Alleging that the National Eligibility cum Entrance Test (NEET) for admissions in medical courses in colleges across the nation is violative of the principle of Federalism, the Tamil Nadu government moved the Supreme Court, challenging the validity of the test.
The NEET is the sole entrance test for admissions in undergraduate medical courses such as MBBS and BDS and also for postgraduate courses in government and private medical colleges.
In a lawsuit, filed under Article 131 of the Constitution, the state government alleged that the principle of federalism, which was part of the basic structure of the Constitution, was being violated by examinations like NEET, as it took away the autonomy of states to make decisions regarding education.
‘Reasoning invalid for government seats’
The plea, filed through lawyer Amit Anand Tiwari, said the validity of NEET was upheld in 2020 by the apex court on the grounds that it was required to curb unfair practices, such as granting admission based on the paying capacity of candidates, charging capitation fee, large-scale malpractices, exploitation of students, profiteering, and commercialisation.

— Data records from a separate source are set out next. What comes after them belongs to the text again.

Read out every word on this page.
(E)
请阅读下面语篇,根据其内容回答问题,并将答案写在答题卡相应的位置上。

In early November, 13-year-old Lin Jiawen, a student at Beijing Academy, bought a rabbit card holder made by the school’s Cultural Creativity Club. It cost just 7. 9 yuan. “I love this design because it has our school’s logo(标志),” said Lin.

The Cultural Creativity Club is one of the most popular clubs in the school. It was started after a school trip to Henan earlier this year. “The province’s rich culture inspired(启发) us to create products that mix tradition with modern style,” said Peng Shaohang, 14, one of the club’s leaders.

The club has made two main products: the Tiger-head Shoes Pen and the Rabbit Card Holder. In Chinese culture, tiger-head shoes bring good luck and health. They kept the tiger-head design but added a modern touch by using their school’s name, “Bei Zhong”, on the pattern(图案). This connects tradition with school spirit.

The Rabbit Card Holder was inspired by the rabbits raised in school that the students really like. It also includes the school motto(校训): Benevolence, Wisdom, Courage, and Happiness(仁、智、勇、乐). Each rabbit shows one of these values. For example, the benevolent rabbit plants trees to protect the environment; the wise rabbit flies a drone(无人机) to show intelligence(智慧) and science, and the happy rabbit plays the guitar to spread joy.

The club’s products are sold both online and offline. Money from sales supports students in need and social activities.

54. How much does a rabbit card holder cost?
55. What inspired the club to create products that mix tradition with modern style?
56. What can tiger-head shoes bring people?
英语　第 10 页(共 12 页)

However, such grounds were not applicable in the case of admissions to government seats and the reasoning of the judgment is applicable only to private college seats, it said, adding the verdict upholding the NEET does not bind a state in so far as admissions to government seats are concerned.

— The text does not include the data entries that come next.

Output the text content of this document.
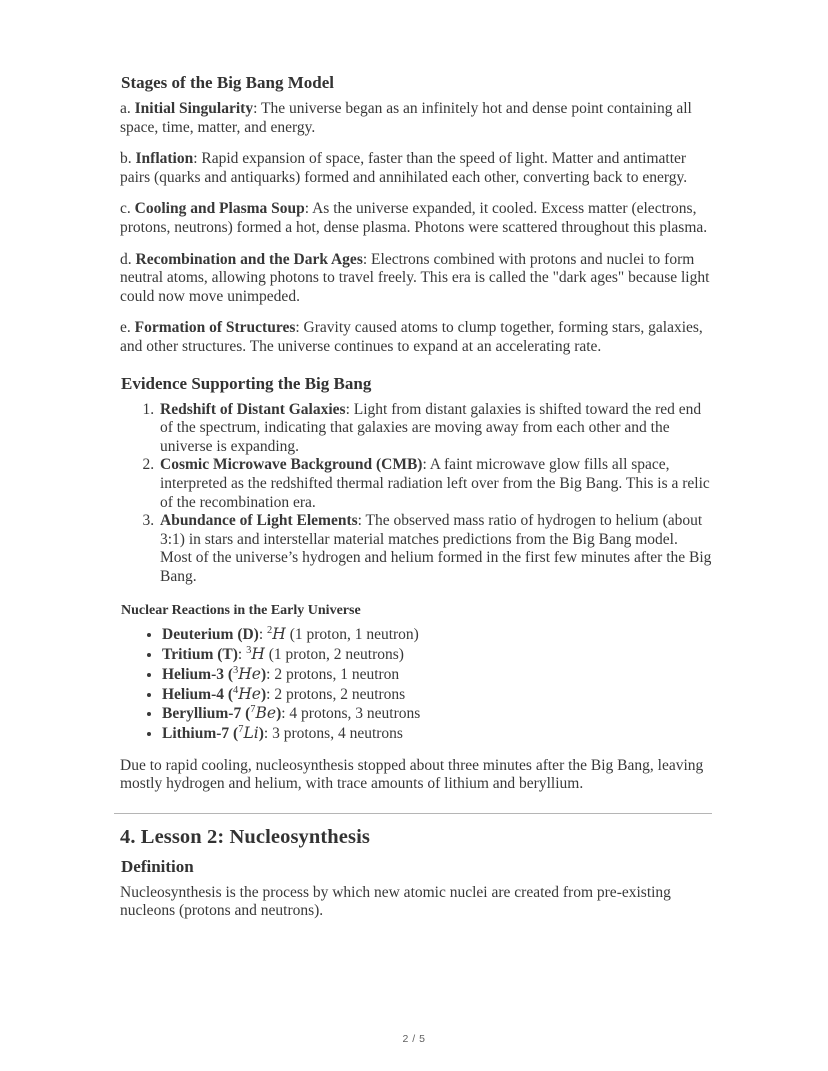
Stages of the Big Bang Model

a. Initial Singularity: The universe began as an infinitely hot and dense point containing all space, time, matter, and energy.

b. Inflation: Rapid expansion of space, faster than the speed of light. Matter and antimatter pairs (quarks and antiquarks) formed and annihilated each other, converting back to energy.

c. Cooling and Plasma Soup: As the universe expanded, it cooled. Excess matter (electrons, protons, neutrons) formed a hot, dense plasma. Photons were scattered throughout this plasma.

d. Recombination and the Dark Ages: Electrons combined with protons and nuclei to form neutral atoms, allowing photons to travel freely. This era is called the "dark ages" because light could now move unimpeded.

e. Formation of Structures: Gravity caused atoms to clump together, forming stars, galaxies, and other structures. The universe continues to expand at an accelerating rate.

Evidence Supporting the Big Bang
1. Redshift of Distant Galaxies: Light from distant galaxies is shifted toward the red end of the spectrum, indicating that galaxies are moving away from each other and the universe is expanding.
2. Cosmic Microwave Background (CMB): A faint microwave glow fills all space, interpreted as the redshifted thermal radiation left over from the Big Bang. This is a relic of the recombination era.
3. Abundance of Light Elements: The observed mass ratio of hydrogen to helium (about 3:1) in stars and interstellar material matches predictions from the Big Bang model. Most of the universe’s hydrogen and helium formed in the first few minutes after the Big Bang.
Nuclear Reactions in the Early Universe
• Deuterium (D): $^2$H (1 proton, 1 neutron)
• Tritium (T): $^3$H (1 proton, 2 neutrons)
• Helium-3 ($^3$He): 2 protons, 1 neutron
• Helium-4 ($^4$He): 2 protons, 2 neutrons
• Beryllium-7 ($^7$Be): 4 protons, 3 neutrons
• Lithium-7 ($^7$Li): 3 protons, 4 neutrons

Due to rapid cooling, nucleosynthesis stopped about three minutes after the Big Bang, leaving mostly hydrogen and helium, with trace amounts of lithium and beryllium.

4. Lesson 2: Nucleosynthesis
Definition

Nucleosynthesis is the process by which new atomic nuclei are created from pre-existing nucleons (protons and neutrons).

2 / 5
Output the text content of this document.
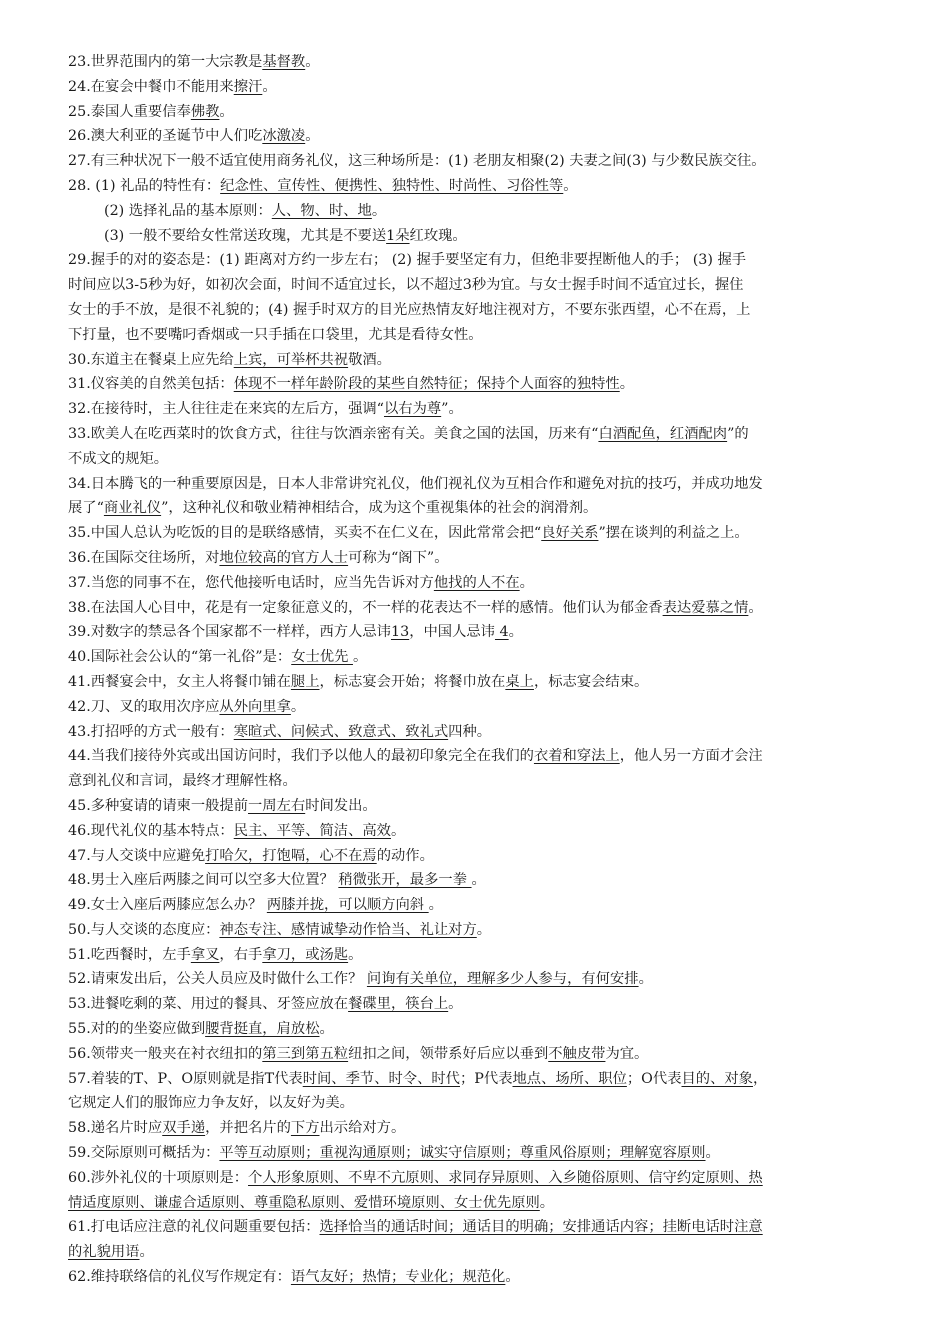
23.世界范围内的第一大宗教是基督教。
24.在宴会中餐巾不能用来擦汗。
25.泰国人重要信奉佛教。
26.澳大利亚的圣诞节中人们吃冰激凌。
27.有三种状况下一般不适宜使用商务礼仪，这三种场所是：(1) 老朋友相聚(2) 夫妻之间(3) 与少数民族交往。
28. (1) 礼品的特性有：纪念性、宣传性、便携性、独特性、时尚性、习俗性等。
(2) 选择礼品的基本原则：人、物、时、地。
(3) 一般不要给女性常送玫瑰，尤其是不要送1朵红玫瑰。
29.握手的对的姿态是：(1) 距离对方约一步左右； (2) 握手要坚定有力，但绝非要捏断他人的手； (3) 握手
时间应以3-5秒为好，如初次会面，时间不适宜过长，以不超过3秒为宜。与女士握手时间不适宜过长，握住
女士的手不放，是很不礼貌的；(4) 握手时双方的目光应热情友好地注视对方，不要东张西望，心不在焉，上
下打量，也不要嘴叼香烟或一只手插在口袋里，尤其是看待女性。
30.东道主在餐桌上应先给上宾，可举杯共祝敬酒。
31.仪容美的自然美包括：体现不一样年龄阶段的某些自然特征；保持个人面容的独特性。
32.在接待时，主人往往走在来宾的左后方，强调“以右为尊”。
33.欧美人在吃西菜时的饮食方式，往往与饮酒亲密有关。美食之国的法国，历来有“白酒配鱼，红酒配肉”的
不成文的规矩。
34.日本腾飞的一种重要原因是，日本人非常讲究礼仪，他们视礼仪为互相合作和避免对抗的技巧，并成功地发
展了“商业礼仪”，这种礼仪和敬业精神相结合，成为这个重视集体的社会的润滑剂。
35.中国人总认为吃饭的目的是联络感情，买卖不在仁义在，因此常常会把“良好关系”摆在谈判的利益之上。
36.在国际交往场所，对地位较高的官方人士可称为“阁下”。
37.当您的同事不在，您代他接听电话时，应当先告诉对方他找的人不在。
38.在法国人心目中，花是有一定象征意义的，不一样的花表达不一样的感情。他们认为郁金香表达爱慕之情。
39.对数字的禁忌各个国家都不一样样，西方人忌讳13，中国人忌讳 4。
40.国际社会公认的“第一礼俗”是：女士优先 。
41.西餐宴会中，女主人将餐巾铺在腿上，标志宴会开始；将餐巾放在桌上，标志宴会结束。
42.刀、叉的取用次序应从外向里拿。
43.打招呼的方式一般有：寒暄式、问候式、致意式、致礼式四种。
44.当我们接待外宾或出国访问时，我们予以他人的最初印象完全在我们的衣着和穿法上，他人另一方面才会注
意到礼仪和言词，最终才理解性格。
45.多种宴请的请柬一般提前一周左右时间发出。
46.现代礼仪的基本特点：民主、平等、简洁、高效。
47.与人交谈中应避免打哈欠，打饱嗝，心不在焉的动作。
48.男士入座后两膝之间可以空多大位置？ 稍微张开，最多一拳 。
49.女士入座后两膝应怎么办？ 两膝并拢，可以顺方向斜 。
50.与人交谈的态度应：神态专注、感情诚挚动作恰当、礼让对方。
51.吃西餐时，左手拿叉，右手拿刀，或汤匙。
52.请柬发出后，公关人员应及时做什么工作？ 问询有关单位，理解多少人参与，有何安排。
53.进餐吃剩的菜、用过的餐具、牙签应放在餐碟里，筷台上。
55.对的的坐姿应做到腰背挺直，肩放松。
56.领带夹一般夹在衬衣纽扣的第三到第五粒纽扣之间，领带系好后应以垂到不触皮带为宜。
57.着装的T、P、O原则就是指T代表时间、季节、时令、时代；P代表地点、场所、职位；O代表目的、对象，
它规定人们的服饰应力争友好，以友好为美。
58.递名片时应双手递，并把名片的下方出示给对方。
59.交际原则可概括为：平等互动原则；重视沟通原则；诚实守信原则；尊重风俗原则；理解宽容原则。
60.涉外礼仪的十项原则是：个人形象原则、不卑不亢原则、求同存异原则、入乡随俗原则、信守约定原则、热
情适度原则、谦虚合适原则、尊重隐私原则、爱惜环境原则、女士优先原则。
61.打电话应注意的礼仪问题重要包括：选择恰当的通话时间；通话目的明确；安排通话内容；挂断电话时注意
的礼貌用语。
62.维持联络信的礼仪写作规定有：语气友好；热情；专业化；规范化。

The suit sought a decree “declaring that Sections 14 of the National Medical Commission Act, 2019, the National Commission for Indian System of Medicine Act, 2020 and the National Commission of Homeopathy Act, 2020, Regulations 9 and 9A of the Post-Graduate Medical Education Regulations, 2000, Regulations I(2), I(5) and II of the BDS Course Regulations, 2007 respectively are violative of Article 14 of the Constitution, violate federalism and therefore void”.
Tamil Nadu anti-NEET bill
Tamil Nadu has been strongly opposing NEET, with most of the political parties — including the DMK and the AIADMK — firmly believing that the common entrance test discriminates against students coming from rural and underprivileged backgrounds.
Several students died by suicide over the last few years in the state due to fear of failing the NEET exam, which forced the Tamil Nadu assembly to pass the anti-NEET bill twice after the DMK government came to power.

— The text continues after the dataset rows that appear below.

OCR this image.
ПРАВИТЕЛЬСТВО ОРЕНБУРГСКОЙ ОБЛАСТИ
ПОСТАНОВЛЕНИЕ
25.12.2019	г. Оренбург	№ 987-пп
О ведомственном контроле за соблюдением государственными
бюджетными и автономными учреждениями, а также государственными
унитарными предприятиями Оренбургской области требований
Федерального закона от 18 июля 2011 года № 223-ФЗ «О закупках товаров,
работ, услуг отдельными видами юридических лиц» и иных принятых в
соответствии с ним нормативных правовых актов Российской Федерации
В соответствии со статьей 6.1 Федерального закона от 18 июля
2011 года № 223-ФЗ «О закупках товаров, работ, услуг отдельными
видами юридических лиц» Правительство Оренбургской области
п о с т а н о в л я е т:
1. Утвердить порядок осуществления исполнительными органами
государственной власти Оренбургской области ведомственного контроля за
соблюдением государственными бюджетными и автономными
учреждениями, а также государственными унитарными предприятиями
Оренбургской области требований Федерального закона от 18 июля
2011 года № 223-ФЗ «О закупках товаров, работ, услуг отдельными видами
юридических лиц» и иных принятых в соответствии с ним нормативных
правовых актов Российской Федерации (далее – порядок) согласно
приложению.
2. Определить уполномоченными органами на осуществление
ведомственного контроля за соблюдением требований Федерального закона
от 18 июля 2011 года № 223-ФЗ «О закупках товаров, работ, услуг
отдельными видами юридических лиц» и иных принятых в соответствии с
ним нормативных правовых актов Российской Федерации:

The bill was first unanimously passed by the state Assembly in September 2021. However, Tamil Nadu Governor RN Ravi refused to give his assent to the bill and returned it to the state legislature for reconsideration on 1 February, 2022.
The same bill was passed for the second time by the Tamil Nadu Assembly on 8 February, 2022. The Governor forwarded the bill to the President on 5 May.
However, in July 2022, Minister of State (MoS) of Home Affairs Ajay Kumar Mishra, in a written response to a question raised by Madurai Lok Sabha member Su Venkatesan in Parliament, said: “No fixed time can be can be prescribed for the approval of ‘The Tamil Nadu Admission to Undergraduate Medical Courses Bill, 2021″.